BY LENNIE BENNETT
Times Art Critic
As the Good Book tells us, we reap what we sow. In the eyes of artist Lee Lee, the harvest is not heartening. She provides a persuasive visual argument for her conclusion in a large exhibition of her work at C. Emerson Fine Arts titled, appropriately, "Reap."
As sobering as her subject matter — environmental desecration — the works are less grim than you'd expect, mostly because they're also beautiful.
Yes, roadkill can be lovely when the dead animals are drawn with such elegance and laid out over patterns of tar tire tracks.
Still, Lee's paintings contain a strong element of didactic anger that technique can't mute. Red plays a dominant role in most works. It's sprinkled liberally through the Slaughterhouse series in portraying a place of animal death. The paper is shot through with bullets, then laid over a red backing. More red is spattered over the slaughterhouse interior.

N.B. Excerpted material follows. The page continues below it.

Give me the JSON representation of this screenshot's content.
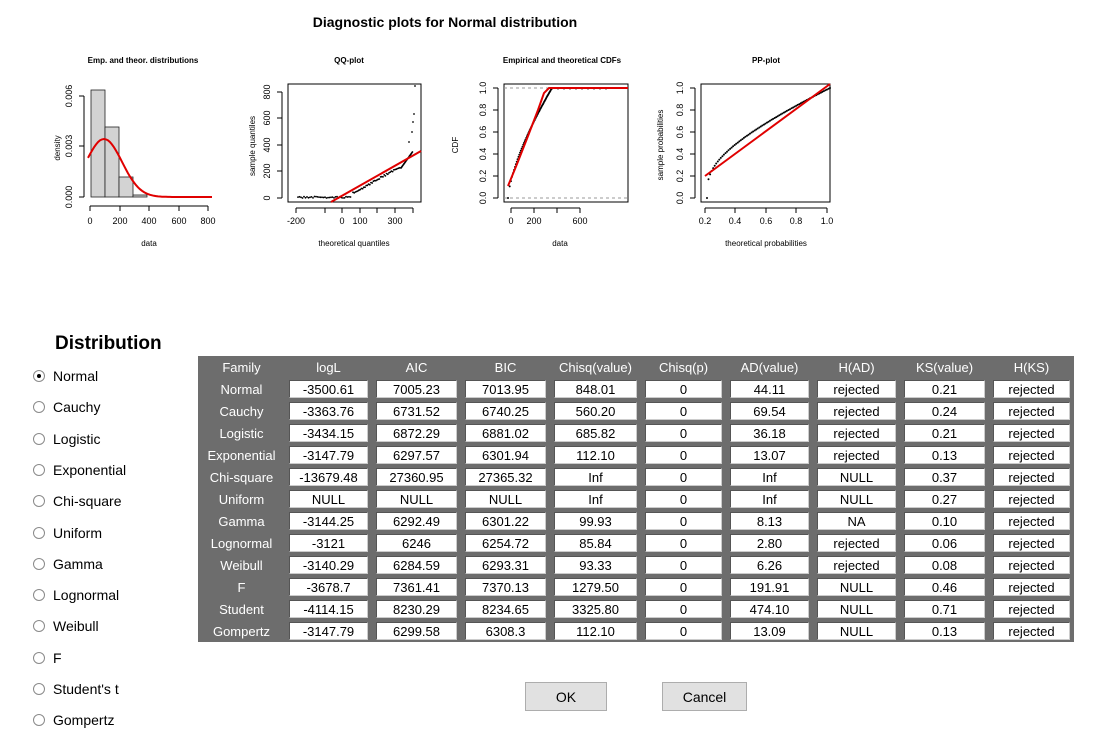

Red is also used metaphorically both in the slaughterhouse, to reference the damage of large carbon footprints, and in paintings of a missile silo where no killing actually occurs, rather its conveyance as a launching pad.
The stylistic middle ground Lee favors, between representational and abstract, is well served in Crop — The American Heartland, three paintings from an aerial perspective showing grids of fields compromised by industrial manufacturing plants. I should say that's probably what Lee paints because the works are blurred by a thin coat of white paint that resembles a dusting of snow or a bank of clouds.
The two largest paintings, both titled Rain — Oil Refinery, are divided in half by their treatments. The tops are realistic depictions of the refinery that melt into drips and pools of color at the bottom. In some ways they hearken back to Charles Sheeler's industrial landscapes of the mid 20th century. But Sheeler celebrated a generally held faith back then in industry's power to create a stronger, better nation. Lee, too, portrays her subject as a grand edifice but footnotes it with a murky pool of contaminated water that dispels the old optimism.
Bleed is the most visceral group, 12 paintings on plywood of aspen trunks blighted by a new strain of canker disease. Stands of trees cluster in a green wash of early morning light. Their gray bark is gouged and painted a blood red to resemble and exaggerate the effect of the virus.
Like all the works here — fallen birds resting on softly colored backgrounds, bees in various stages of decomposition yet still with their sprightly yellow and black markings, even the slaughterhouse and missile silo — we are left with a strange ambivalence about ignominious ends somehow ennobled through art.